El Dr. Henrique sacó sus instrumentos y una lente de aumento. Se inclinó sobre Felipe. Los segundos se hicieron horas. Finalmente, el médico se irguió, pálido como la cera. “Hay una membrana”, dijo con voz ronca. "Sobre ambas córneas. Es tan fina que pasa desapercibida sin la luz y la lente adecuada". “Entonces… ¿él no nació ciego?”, susurró Sebastião. “Técnicamente… la membrana bloquea la luz. Necesita ser removida”. “¿Se puede remover?” "No lo sé. Nunca vi un caso así. Se necesitaría un cirujano extremadamente hábil. El riesgo es altísimo". “¡Pero hay una oportunidad!”, gritó Sebastião.
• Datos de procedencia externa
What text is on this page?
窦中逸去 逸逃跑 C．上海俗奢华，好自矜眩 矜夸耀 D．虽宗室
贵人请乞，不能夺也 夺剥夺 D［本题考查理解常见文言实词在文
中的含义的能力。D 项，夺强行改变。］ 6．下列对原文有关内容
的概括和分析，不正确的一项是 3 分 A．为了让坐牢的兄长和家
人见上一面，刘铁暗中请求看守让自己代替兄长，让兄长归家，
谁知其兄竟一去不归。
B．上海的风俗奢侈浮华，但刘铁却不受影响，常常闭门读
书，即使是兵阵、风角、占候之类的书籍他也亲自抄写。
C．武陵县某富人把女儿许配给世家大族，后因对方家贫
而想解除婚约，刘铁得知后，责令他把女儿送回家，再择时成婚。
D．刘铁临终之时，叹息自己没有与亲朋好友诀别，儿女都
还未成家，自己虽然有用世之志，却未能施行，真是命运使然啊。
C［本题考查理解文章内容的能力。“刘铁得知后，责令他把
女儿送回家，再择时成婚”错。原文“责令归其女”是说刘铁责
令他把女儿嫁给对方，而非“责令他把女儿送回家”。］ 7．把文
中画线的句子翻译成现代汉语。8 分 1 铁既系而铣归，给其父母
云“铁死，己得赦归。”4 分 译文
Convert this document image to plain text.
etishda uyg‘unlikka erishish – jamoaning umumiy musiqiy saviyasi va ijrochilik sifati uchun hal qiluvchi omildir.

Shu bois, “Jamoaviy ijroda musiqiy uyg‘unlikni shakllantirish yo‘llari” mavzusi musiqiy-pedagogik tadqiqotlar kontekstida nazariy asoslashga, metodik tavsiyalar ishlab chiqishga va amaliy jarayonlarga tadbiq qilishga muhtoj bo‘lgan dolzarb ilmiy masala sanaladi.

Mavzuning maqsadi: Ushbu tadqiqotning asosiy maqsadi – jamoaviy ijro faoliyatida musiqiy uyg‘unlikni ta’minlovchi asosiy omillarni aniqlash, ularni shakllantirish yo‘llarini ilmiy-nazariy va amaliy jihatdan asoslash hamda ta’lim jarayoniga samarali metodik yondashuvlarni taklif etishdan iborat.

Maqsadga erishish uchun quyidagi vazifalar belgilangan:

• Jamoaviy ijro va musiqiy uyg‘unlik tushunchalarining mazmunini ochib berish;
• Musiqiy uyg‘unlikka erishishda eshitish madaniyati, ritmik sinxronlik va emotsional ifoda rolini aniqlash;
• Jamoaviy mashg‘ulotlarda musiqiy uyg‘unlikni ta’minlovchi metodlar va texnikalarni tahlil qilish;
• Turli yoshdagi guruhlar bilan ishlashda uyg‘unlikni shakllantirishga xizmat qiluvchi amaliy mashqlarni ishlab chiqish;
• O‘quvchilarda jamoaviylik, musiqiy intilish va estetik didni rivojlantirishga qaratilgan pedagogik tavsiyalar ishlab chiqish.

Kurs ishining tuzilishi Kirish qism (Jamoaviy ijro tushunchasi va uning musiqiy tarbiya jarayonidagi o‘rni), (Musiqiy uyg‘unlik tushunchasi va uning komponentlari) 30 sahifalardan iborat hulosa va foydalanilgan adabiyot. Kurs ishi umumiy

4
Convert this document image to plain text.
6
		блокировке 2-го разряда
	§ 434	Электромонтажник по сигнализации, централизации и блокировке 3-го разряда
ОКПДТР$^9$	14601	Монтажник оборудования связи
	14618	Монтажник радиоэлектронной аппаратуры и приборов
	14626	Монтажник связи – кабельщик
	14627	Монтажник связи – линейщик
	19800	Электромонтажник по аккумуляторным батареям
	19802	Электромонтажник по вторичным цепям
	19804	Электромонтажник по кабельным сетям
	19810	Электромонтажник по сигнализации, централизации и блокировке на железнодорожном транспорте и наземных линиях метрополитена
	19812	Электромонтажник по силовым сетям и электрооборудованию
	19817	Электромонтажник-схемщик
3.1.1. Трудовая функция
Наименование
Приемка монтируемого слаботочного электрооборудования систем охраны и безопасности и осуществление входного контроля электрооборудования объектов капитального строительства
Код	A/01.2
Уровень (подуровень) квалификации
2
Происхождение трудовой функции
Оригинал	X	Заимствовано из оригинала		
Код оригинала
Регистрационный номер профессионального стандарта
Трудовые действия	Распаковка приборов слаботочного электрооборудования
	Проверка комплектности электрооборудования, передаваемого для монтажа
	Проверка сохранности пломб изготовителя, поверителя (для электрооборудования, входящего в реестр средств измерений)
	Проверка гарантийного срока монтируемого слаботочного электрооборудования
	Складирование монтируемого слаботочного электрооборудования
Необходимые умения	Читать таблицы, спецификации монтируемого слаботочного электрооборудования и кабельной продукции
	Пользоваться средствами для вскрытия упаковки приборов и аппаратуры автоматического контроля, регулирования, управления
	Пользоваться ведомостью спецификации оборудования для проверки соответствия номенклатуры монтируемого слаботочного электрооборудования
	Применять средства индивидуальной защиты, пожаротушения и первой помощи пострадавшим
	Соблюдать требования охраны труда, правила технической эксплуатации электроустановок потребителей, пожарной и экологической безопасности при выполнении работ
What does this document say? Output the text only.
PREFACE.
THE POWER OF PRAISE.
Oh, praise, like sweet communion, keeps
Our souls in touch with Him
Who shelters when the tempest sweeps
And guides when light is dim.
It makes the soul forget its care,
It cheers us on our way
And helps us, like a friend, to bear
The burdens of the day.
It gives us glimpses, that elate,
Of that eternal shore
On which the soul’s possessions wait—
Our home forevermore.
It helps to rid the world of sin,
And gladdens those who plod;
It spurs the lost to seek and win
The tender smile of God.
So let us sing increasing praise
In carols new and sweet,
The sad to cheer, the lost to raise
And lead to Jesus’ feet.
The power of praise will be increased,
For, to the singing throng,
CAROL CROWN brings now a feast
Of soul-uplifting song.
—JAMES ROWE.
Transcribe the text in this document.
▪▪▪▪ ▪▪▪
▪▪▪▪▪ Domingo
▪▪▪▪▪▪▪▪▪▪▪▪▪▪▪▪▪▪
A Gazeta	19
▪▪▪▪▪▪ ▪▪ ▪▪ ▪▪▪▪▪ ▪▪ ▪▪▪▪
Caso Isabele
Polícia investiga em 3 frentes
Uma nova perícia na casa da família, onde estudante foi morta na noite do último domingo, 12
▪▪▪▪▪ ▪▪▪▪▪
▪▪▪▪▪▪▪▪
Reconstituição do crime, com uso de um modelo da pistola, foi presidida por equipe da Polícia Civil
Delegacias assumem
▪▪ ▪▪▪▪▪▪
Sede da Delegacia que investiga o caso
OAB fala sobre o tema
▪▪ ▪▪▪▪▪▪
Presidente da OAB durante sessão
Luego, la rabia lo inundó. “¿Cómo es que todos ustedes no vieron esto? ¡Una esclava!”, explotó, “¡una mujer sin educación vio lo que todos sus títulos no pudieron! ¡Me dijo que mi hijo viviría en tinieblas!” “Fue un error médico, Sebastião…”, tartamudeó el doctor. “¡Mi hijo pasó seis meses sin ver por su error!”
“Señor”, intervino Renata con voz firme, “la culpa no ayudará al pequeño Felipe ahora. Necesitamos encontrar a alguien que pueda hacer la cirugía”. El Barón respiró hondo. Tenía razón. El Dr. Henrique mencionó a un especialista en Salvador, el Dr. Antônio da Silva, educado en Francia. “¡Mande un mensaje ahora!”, ordenó Sebastião. “Ofrézcale lo que sea”.